The editorial read in part: “The government insists that no ransom has been paid. Skepticism is justified. In a country that is going back economically, car hijacking, kidnapping and robbery are among Nigeria’s rare growth industries. Just as the boys were heading home, Nigerian pirates abducted six Ukrainian sailors near the coast.
“The definition of a failed state is one in which the government no longer has control. According to this criterion, the most populous country in Africa is on the brink. “
The newspaper also questioned Buhari’s claim that Boko Haram was technically defeated.
Contrary to the government’s claim, Boko Haram was still said to be a constant threat.
The Financial Times said: “President Muhammad Bukhari declared Boko Haram a technical defeat in 2015.” It turned out to be imaginative. Boko Haram is still an ever-present threat. If the latest kidnapping turns out to be his act, it would mark the spread of a terrorist group from its northeastern base.
“Even if the mass abduction was carried out by ‘ordinary’ bandits – as it now seems possible – it underscores the fact of chronic crime and violence. Deadly clashes between livestock farmers and populated farmers have spread to much of Nigeria. In the oil-rich but poor Delta region, extortion by sabotaging pipelines is legendary. “
The newspaper said security is not the only area where the “state is failing”.

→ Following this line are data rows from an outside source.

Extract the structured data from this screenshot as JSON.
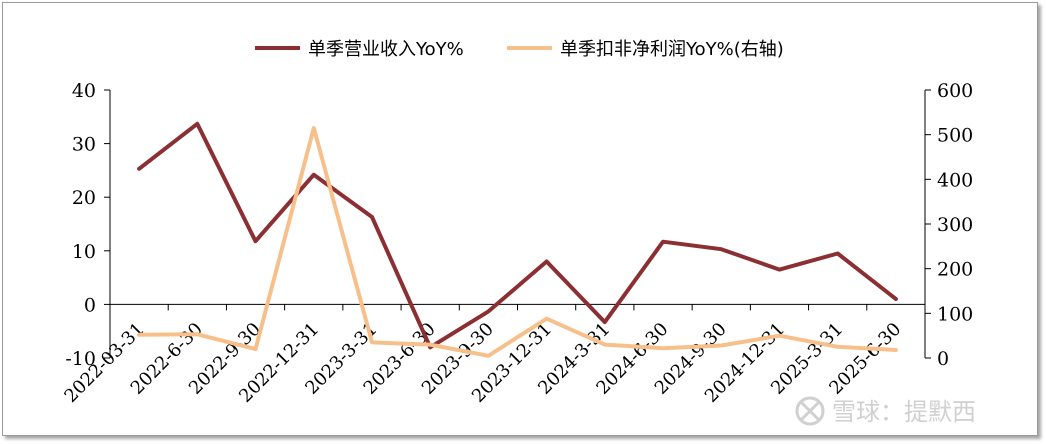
{
  "chart_data": {
    "type": "line",
    "categories": [
      "2022-03-31",
      "2022-6-30",
      "2022-9-30",
      "2022-12-31",
      "2023-3-31",
      "2023-6-30",
      "2023-9-30",
      "2023-12-31",
      "2024-3-31",
      "2024-6-30",
      "2024-9-30",
      "2024-12-31",
      "2025-3-31",
      "2025-6-30"
    ],
    "series": [
      {
        "name": "单季营业收入YoY%",
        "axis": "left",
        "color": "#8b2f33",
        "values": [
          25.3,
          33.7,
          11.8,
          24.2,
          16.3,
          -8.0,
          -1.3,
          8.0,
          -3.3,
          11.7,
          10.3,
          6.5,
          9.5,
          1.0
        ]
      },
      {
        "name": "单季扣非净利润YoY%(右轴)",
        "axis": "right",
        "color": "#f7c08a",
        "values": [
          52,
          53,
          20,
          515,
          35,
          30,
          5,
          88,
          30,
          22,
          28,
          50,
          25,
          18
        ]
      }
    ],
    "y_left": {
      "min": -10,
      "max": 40,
      "ticks": [
        -10,
        0,
        10,
        20,
        30,
        40
      ]
    },
    "y_right": {
      "min": 0,
      "max": 600,
      "ticks": [
        0,
        100,
        200,
        300,
        400,
        500,
        600
      ]
    },
    "legend_position": "top",
    "grid": false
  },
  "watermark": {
    "text": "雪球：提默西"
  }
}
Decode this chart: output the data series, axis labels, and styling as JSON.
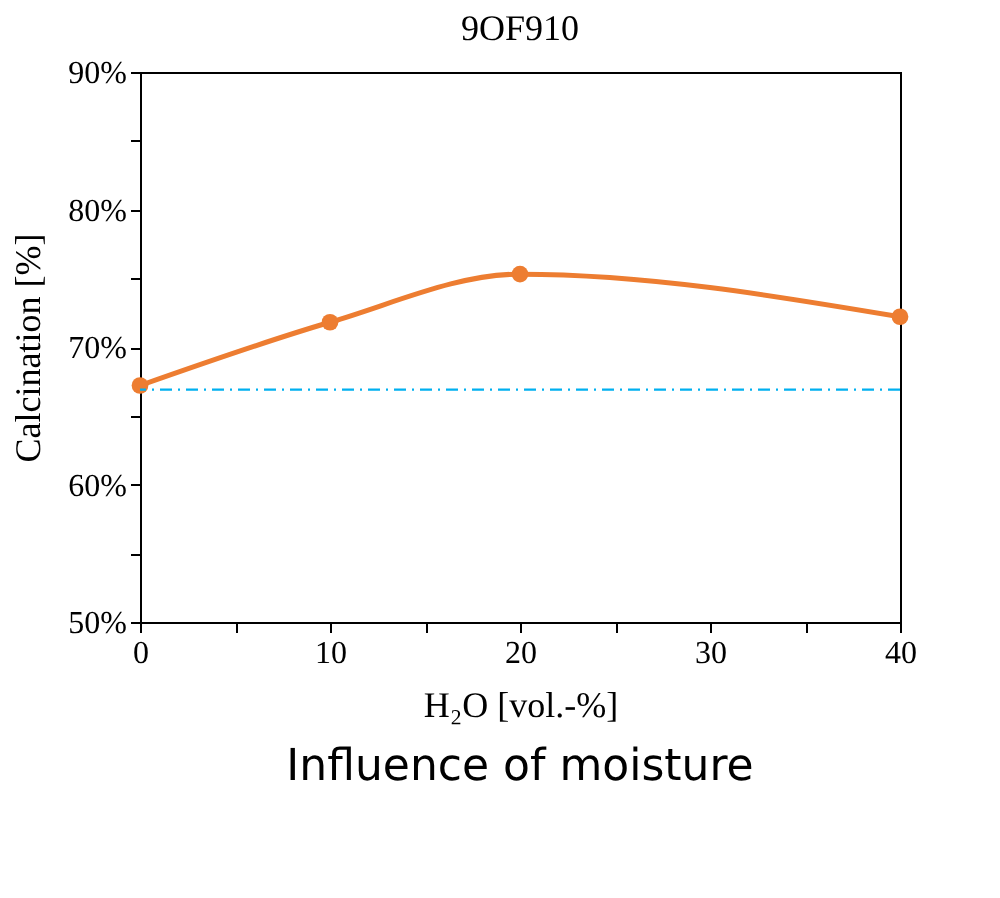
{
  "chart_data": {
    "type": "line",
    "title": "9OF910",
    "xlabel": "H₂O [vol.-%]",
    "ylabel": "Calcination [%]",
    "x": [
      0,
      10,
      20,
      40
    ],
    "series": [
      {
        "color": "#ed7d31",
        "values": [
          67.2,
          71.8,
          75.3,
          72.2
        ]
      }
    ],
    "xlim": [
      0,
      40
    ],
    "ylim": [
      50,
      90
    ],
    "xticks": [
      0,
      {
        "value": 5,
        "label": null
      },
      10,
      {
        "value": 15,
        "label": null
      },
      20,
      {
        "value": 25,
        "label": null
      },
      30,
      {
        "value": 35,
        "label": null
      },
      40
    ],
    "yticks": [
      {
        "value": 50,
        "label": "50%"
      },
      {
        "value": 55,
        "label": null
      },
      {
        "value": 60,
        "label": "60%"
      },
      {
        "value": 65,
        "label": null
      },
      {
        "value": 70,
        "label": "70%"
      },
      {
        "value": 75,
        "label": null
      },
      {
        "value": 80,
        "label": "80%"
      },
      {
        "value": 85,
        "label": null
      },
      {
        "value": 90,
        "label": "90%"
      }
    ],
    "ref_lines": [
      {
        "axis": "y",
        "value": 66.9,
        "color": "#00b0f0",
        "line_style": "dashed"
      }
    ],
    "marker": "circle",
    "line_style": "solid",
    "grid": false,
    "annotations": [
      "Influence of moisture"
    ]
  }
}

The editorial also highlighted Nigeria’s position as the country with the highest number of poor people in the world living on less than $ 1.90 a day and a fast-growing population estimated at 400 million in 2050.
The newspaper stated that as oil continues to lose value, the Nigerian economy will deteriorate.
It was said: “Extortion is a patent symbol of a state whose modus operandi is to extract oil revenues from the central treasury in order to pay for an inflated, ruinously inefficient political elite.
“The population, already above 200 million, is growing by a staggering 3.2 percent a year.
The economy has been stagnant since 2015, and the real standard of living is declining. This year, the economy will shrink by 4 percent after COVID-19 dealt an additional blow to oil prices.
“In any case, as the world gets greener, the elite’s struggle for oil revenue will become a game of declining returns. The country is desperate to put its finances, backed by foreign borrowing, on healthier feet. “
The newspaper said Bukhari, who has less than three years left, must use the rest of his term to redouble efforts to improve security.
He advised the government to restore confidence in key institutions, including the judiciary, security services and the election commission, which will chair the 2023 elections.
The Financial Times said the #EndSARS protests, led by Nigerian youth, are a glimmer of hope for the crowded youth population in Nigeria.
The newspaper also called for an urgent need for Nigeria to restructure its political system and concentrate on security, health, education, electricity and roads.
The Financial Times also warned that Nigeria desperately needs to put its finances, aided by foreign borrowing, on healthier feet.
The newspaper noted, however, that the country has the opportunity to achieve a generational shift in its leadership by taking advantage of a broad coalition that found political expression this year in the #EndSARS movement against police brutality.